Adaptation in Dynamic Computing Systems: Two Perspectives

Weisong Shi, Wayne State University

Adaptation is an important principle in computer systems design. In this talk, I will describe how to leverage this principle from two perspectives. One is an adaptive applicationlevel framework in heterogeneous environments, the other is a trust-based mechanism for resource sharing in community computing environments. First, the rapid growth of heterogeneous devices and diverse networks in our daily life, makes it is very difficult, if not impossible, to build a one-size-fits-all application or protocol, which can run well in such a dynamic environment. We observe several important adaptation goals for the heterogeneous environment as communication, security, and energy. Taking deployment into account as well, in the first part of the talk we propose a novel application level protocol adaptation framework, Fractal, which uses the mobile code technology for protocol adaptation and leverages existing content distribution networks for protocol adaptors deployment. Second, we have witnessed the necessity of collaboration in massively community computing environments, e.g., the PlanetLab experimental platform for distributed systems, P2P file sharing for fast information dissemination, collaborative high performance computing for scientific computing, and so on. In such an open computing environment, we need to answer the following question: How to pick up the nodes with good quality? In the second part of the talk, I will present aPET, an adaptive Personalized Trust model which combines the self experience and rating to derive the trustworthiness. With the help of aPET, we employ the trustworthiness information to discover the reliable and trustable cooperators, so to bring the high quality of the cooperation. At the end of the talk, I will give an overview of the other ongoing research activities in our research group.

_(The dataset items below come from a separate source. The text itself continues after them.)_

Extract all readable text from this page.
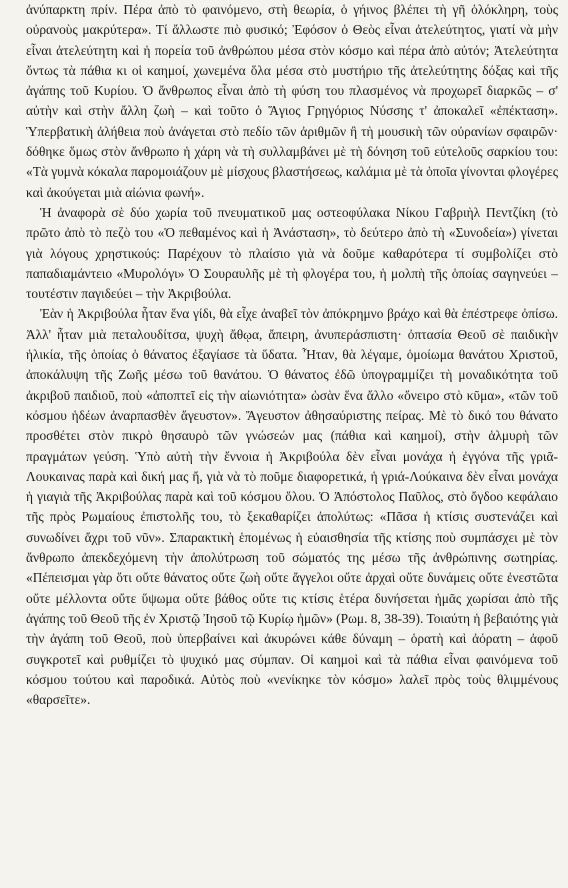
ἀνύπαρκτη πρίν. Πέρα ἀπὸ τὸ φαινόμενο, στὴ θεωρία, ὁ γήινος βλέπει τὴ γῆ ὁλόκληρη, τοὺς οὐρανοὺς μακρύτερα». Τί ἄλλωστε πιὸ φυσικό; Ἐφόσον ὁ Θεὸς εἶναι ἀτελεύτητος, γιατί νὰ μὴν εἶναι ἀτελεύτητη καὶ ἡ πορεία τοῦ ἀνθρώπου μέσα στὸν κόσμο καὶ πέρα ἀπὸ αὐτόν; Ἀτελεύτητα ὄντως τὰ πάθια κι οἱ καημοί, χωνεμένα ὅλα μέσα στὸ μυστήριο τῆς ἀτελεύτητης δόξας καὶ τῆς ἀγάπης τοῦ Κυρίου. Ὁ ἄνθρωπος εἶναι ἀπὸ τὴ φύση του πλασμένος νὰ προχωρεῖ διαρκῶς – σ' αὐτὴν καὶ στὴν ἄλλη ζωὴ – καὶ τοῦτο ὁ Ἅγιος Γρηγόριος Νύσσης τ' ἀποκαλεῖ «ἐπέκταση». Ὑπερβατικὴ ἀλήθεια ποὺ ἀνάγεται στὸ πεδίο τῶν ἀριθμῶν ἢ τὴ μουσικὴ τῶν οὐρανίων σφαιρῶν· δόθηκε ὅμως στὸν ἄνθρωπο ἡ χάρη νὰ τὴ συλλαμβάνει μὲ τὴ δόνηση τοῦ εὐτελοῦς σαρκίου του: «Τὰ γυμνὰ κόκαλα παρομοιάζουν μὲ μίσχους βλαστήσεως, καλάμια μὲ τὰ ὁποῖα γίνονται φλογέρες καὶ ἀκούγεται μιὰ αἰώνια φωνή».

Ἡ ἀναφορὰ σὲ δύο χωρία τοῦ πνευματικοῦ μας οστεοφύλακα Νίκου Γαβριὴλ Πεντζίκη (τὸ πρῶτο ἀπὸ τὸ πεζὸ του «Ὁ πεθαμένος καὶ ἡ Ἀνάσταση», τὸ δεύτερο ἀπὸ τὴ «Συνοδεία») γίνεται γιὰ λόγους χρηστικούς: Παρέχουν τὸ πλαίσιο γιὰ νὰ δοῦμε καθαρότερα τί συμβολίζει στὸ παπαδιαμάντειο «Μυρολόγι» Ὁ Σουραυλῆς μὲ τὴ φλογέρα του, ἡ μολπὴ τῆς ὁποίας σαγηνεύει – τουτέστιν παγιδεύει – τὴν Ἀκριβούλα.

Ἐὰν ἡ Ἀκριβούλα ἦταν ἕνα γίδι, θὰ εἶχε ἀναβεῖ τὸν ἀπόκρημνο βράχο καὶ θὰ ἐπέστρεφε ὀπίσω. Ἀλλ' ἦταν μιὰ πεταλουδίτσα, ψυχὴ ἄθῳα, ἄπειρη, ἀνυπεράσπιστη· ὀπτασία Θεοῦ σὲ παιδικὴν ἡλικία, τῆς ὁποίας ὁ θάνατος ἐξαγίασε τὰ ὕδατα. Ἦταν, θὰ λέγαμε, ὁμοίωμα θανάτου Χριστοῦ, ἀποκάλυψη τῆς Ζωῆς μέσω τοῦ θανάτου. Ὁ θάνατος ἐδῶ ὑπογραμμίζει τὴ μοναδικότητα τοῦ ἀκριβοῦ παιδιοῦ, ποὺ «ἀποπτεῖ εἰς τὴν αἰωνιότητα» ὡσὰν ἕνα ἄλλο «ὄνειρο στὸ κῦμα», «τῶν τοῦ κόσμου ἡδέων ἀναρπασθὲν ἄγευστον». Ἄγευστον ἀθησαύριστης πείρας. Μὲ τὸ δικό του θάνατο προσθέτει στὸν πικρὸ θησαυρὸ τῶν γνώσεών μας (πάθια καὶ καημοί), στὴν ἁλμυρὴ τῶν πραγμάτων γεύση. Ὑπὸ αὐτὴ τὴν ἔννοια ἡ Ἀκριβούλα δὲν εἶναι μονάχα ἡ ἐγγόνα τῆς γριᾶ-Λουκαινας παρὰ καὶ δική μας ἤ, γιὰ νὰ τὸ ποῦμε διαφορετικά, ἡ γριά-Λούκαινα δὲν εἶναι μονάχα ἡ γιαγιὰ τῆς Ἀκριβούλας παρὰ καὶ τοῦ κόσμου ὅλου. Ὁ Ἀπόστολος Παῦλος, στὸ ὄγδοο κεφάλαιο τῆς πρὸς Ρωμαίους ἐπιστολῆς του, τὸ ξεκαθαρίζει ἀπολύτως: «Πᾶσα ἡ κτίσις συστενάζει καὶ συνωδίνει ἄχρι τοῦ νῦν». Σπαρακτικὴ ἑπομένως ἡ εὐαισθησία τῆς κτίσης ποὺ συμπάσχει μὲ τὸν ἄνθρωπο ἀπεκδεχόμενη τὴν ἀπολύτρωση τοῦ σώματός της μέσω τῆς ἀνθρώπινης σωτηρίας. «Πέπεισμαι γὰρ ὅτι οὔτε θάνατος οὔτε ζωὴ οὔτε ἄγγελοι οὔτε ἀρχαὶ οὔτε δυνάμεις οὔτε ἐνεστῶτα οὔτε μέλλοντα οὔτε ὕψωμα οὔτε βάθος οὔτε τις κτίσις ἑτέρα δυνήσεται ἡμᾶς χωρίσαι ἀπὸ τῆς ἀγάπης τοῦ Θεοῦ τῆς ἐν Χριστῷ Ἰησοῦ τῷ Κυρίῳ ἡμῶν» (Ρωμ. 8, 38-39). Τοιαύτη ἡ βεβαιότης γιὰ τὴν ἀγάπη τοῦ Θεοῦ, ποὺ ὑπερβαίνει καὶ ἀκυρώνει κάθε δύναμη – ὁρατὴ καὶ ἀόρατη – ἀφοῦ συγκροτεῖ καὶ ρυθμίζει τὸ ψυχικό μας σύμπαν. Οἱ καημοὶ καὶ τὰ πάθια εἶναι φαινόμενα τοῦ κόσμου τούτου καὶ παροδικά. Αὐτὸς ποὺ «νενίκηκε τὸν κόσμο» λαλεῖ πρὸς τοὺς θλιμμένους «θαρσεῖτε».
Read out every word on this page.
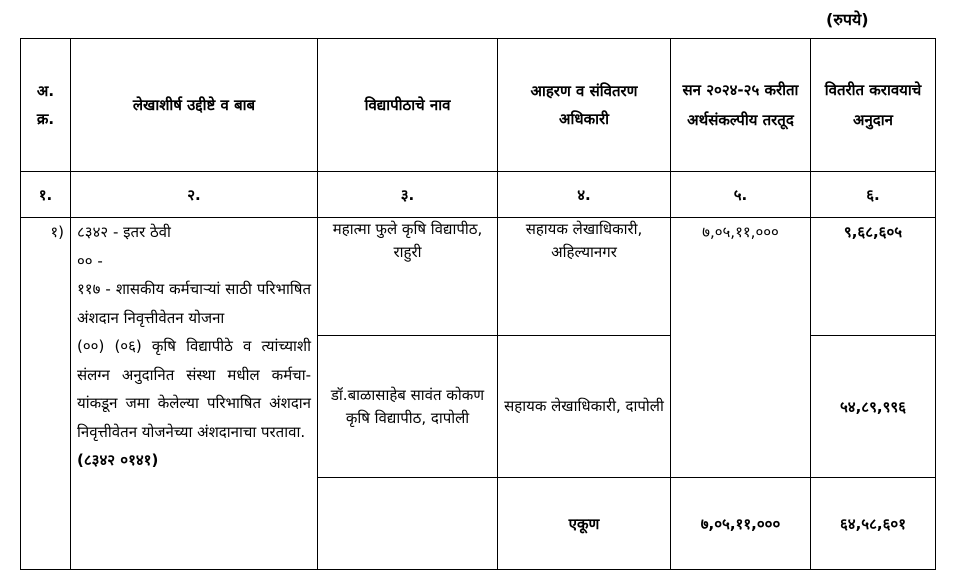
(रुपये)
अ. क्र.	लेखाशीर्ष उद्दीष्टे व बाब	विद्यापीठाचे नाव	आहरण व संवितरण अधिकारी	सन २०२४-२५ करीता अर्थसंकल्पीय तरतूद	वितरीत करावयाचे अनुदान
१.	२.	३.	४.	५.	६.
१)	८३४२ - इतर ठेवी
०० -
११७ - शासकीय कर्मचाऱ्यां साठी परिभाषित अंशदान निवृत्तीवेतन योजना
(००) (०६) कृषि विद्यापीठे व त्यांच्याशी संलग्न अनुदानित संस्था मधील कर्मचा-यांकडून जमा केलेल्या परिभाषित अंशदान निवृत्तीवेतन योजनेच्या अंशदानाचा परतावा.
(८३४२ ०१४१)	महात्मा फुले कृषि विद्यापीठ, राहुरी	सहायक लेखाधिकारी, अहिल्यानगर	७,०५,११,०००	९,६८,६०५
		डॉ.बाळासाहेब सावंत कोकण कृषि विद्यापीठ, दापोली	सहायक लेखाधिकारी, दापोली		५४,८९,९९६
			एकूण	७,०५,११,०००	६४,५८,६०१
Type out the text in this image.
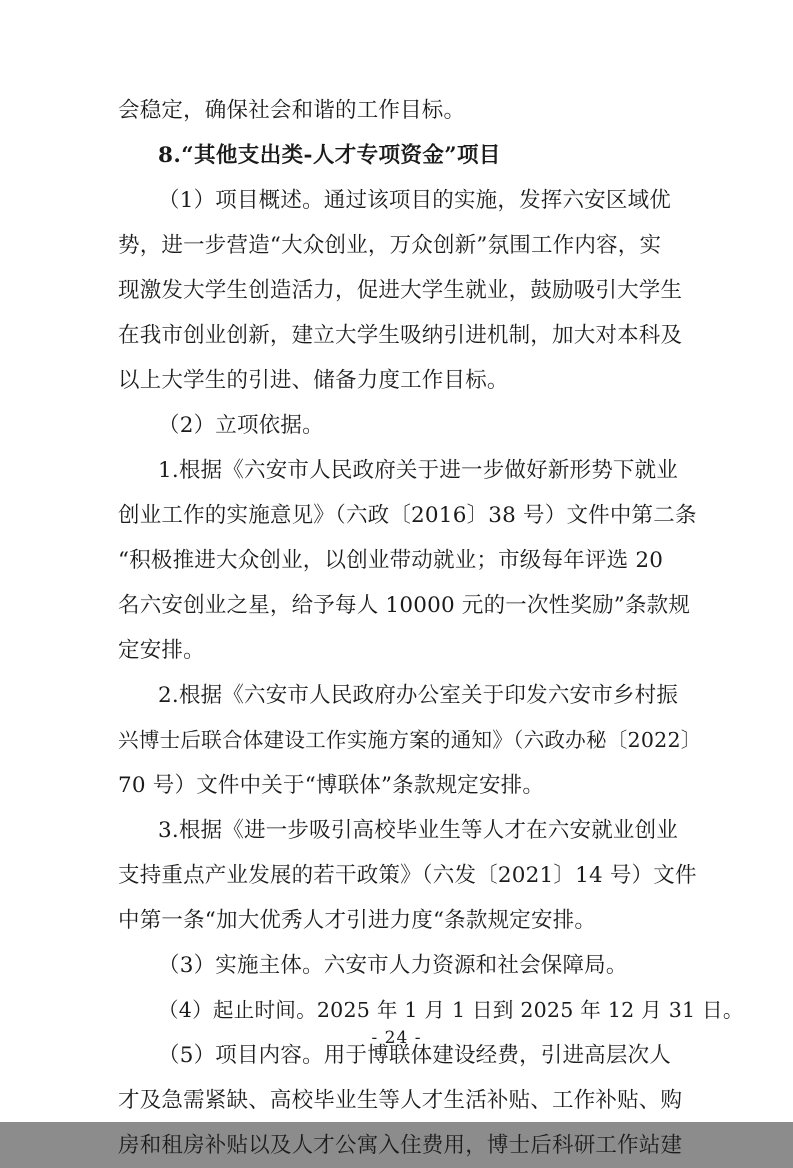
会稳定，确保社会和谐的工作目标。
8.“其他支出类-人才专项资金”项目
（1）项目概述。通过该项目的实施，发挥六安区域优
势，进一步营造“大众创业，万众创新”氛围工作内容，实
现激发大学生创造活力，促进大学生就业，鼓励吸引大学生
在我市创业创新，建立大学生吸纳引进机制，加大对本科及
以上大学生的引进、储备力度工作目标。
（2）立项依据。
1.根据《六安市人民政府关于进一步做好新形势下就业
创业工作的实施意见》（六政〔2016〕38 号）文件中第二条
“积极推进大众创业，以创业带动就业；市级每年评选 20
名六安创业之星，给予每人 10000 元的一次性奖励”条款规
定安排。
2.根据《六安市人民政府办公室关于印发六安市乡村振
兴博士后联合体建设工作实施方案的通知》（六政办秘〔2022〕
70 号）文件中关于“博联体”条款规定安排。
3.根据《进一步吸引高校毕业生等人才在六安就业创业
支持重点产业发展的若干政策》（六发〔2021〕14 号）文件
中第一条“加大优秀人才引进力度“条款规定安排。
（3）实施主体。六安市人力资源和社会保障局。
（4）起止时间。2025 年 1 月 1 日到 2025 年 12 月 31 日。
（5）项目内容。用于博联体建设经费，引进高层次人
才及急需紧缺、高校毕业生等人才生活补贴、工作补贴、购
房和租房补贴以及人才公寓入住费用，博士后科研工作站建
- 24 -
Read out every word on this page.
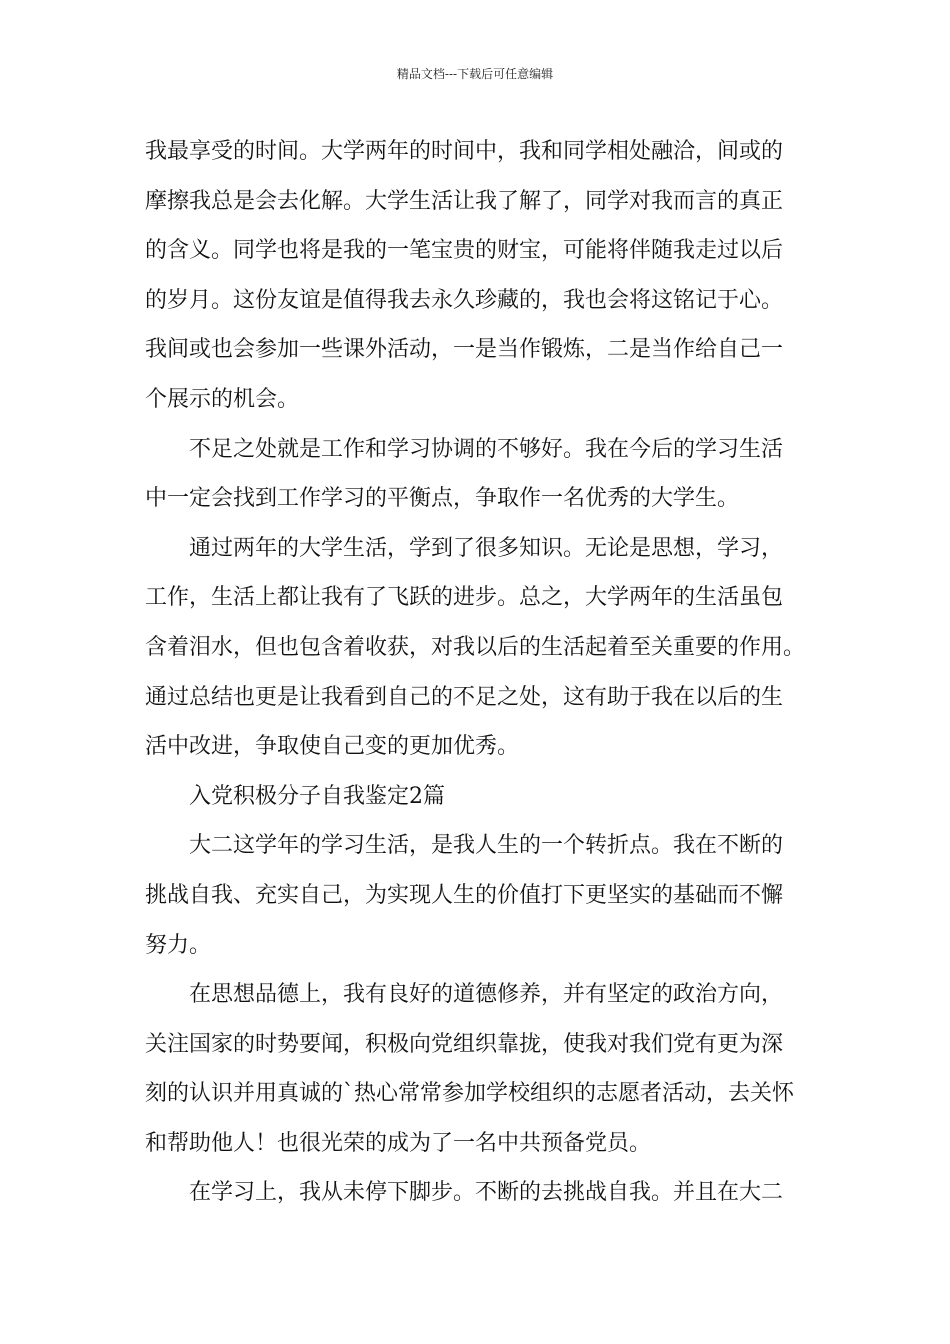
精品文档---下载后可任意编辑
我最享受的时间。大学两年的时间中，我和同学相处融洽，间或的
摩擦我总是会去化解。大学生活让我了解了，同学对我而言的真正
的含义。同学也将是我的一笔宝贵的财宝，可能将伴随我走过以后
的岁月。这份友谊是值得我去永久珍藏的，我也会将这铭记于心。
我间或也会参加一些课外活动，一是当作锻炼，二是当作给自己一
个展示的机会。
不足之处就是工作和学习协调的不够好。我在今后的学习生活
中一定会找到工作学习的平衡点，争取作一名优秀的大学生。
通过两年的大学生活，学到了很多知识。无论是思想，学习，
工作，生活上都让我有了飞跃的进步。总之，大学两年的生活虽包
含着泪水，但也包含着收获，对我以后的生活起着至关重要的作用。
通过总结也更是让我看到自己的不足之处，这有助于我在以后的生
活中改进，争取使自己变的更加优秀。
入党积极分子自我鉴定2篇
大二这学年的学习生活，是我人生的一个转折点。我在不断的
挑战自我、充实自己，为实现人生的价值打下更坚实的基础而不懈
努力。
在思想品德上，我有良好的道德修养，并有坚定的政治方向，
关注国家的时势要闻，积极向党组织靠拢，使我对我们党有更为深
刻的认识并用真诚的`热心常常参加学校组织的志愿者活动，去关怀
和帮助他人！也很光荣的成为了一名中共预备党员。
在学习上，我从未停下脚步。不断的去挑战自我。并且在大二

Dr. Weisong Shi is currently an Associate Professor of Computer Science at Wayne State University. He received his B.S. from Xidian University in 1995, and Ph.D. degree from the Chinese Academy of Sciences in 2000, both in Computer Engineering. His current research focuses on high performance computing, distributed systems, and mobile computing. He is the author of the book “Performance Optimization of Software Distributed Shared Memory Systems”. He is a recipient of Microsoft Fellowship in 1999, the President outstanding award of the Chinese Academy of Sciences in 2000, one of 100 outstanding Ph.D. dissertations (China) in 2002, “Faculty Research Award” of Wayne State University in 2004 and 2005, the “Best Paper Award” of ICWE’04 and IEEE IPDPS’05, a guest editor of JPDC (2006), IEEE Internet Computing (2009). He is a recipient of the NSF CAREER Award in 2007.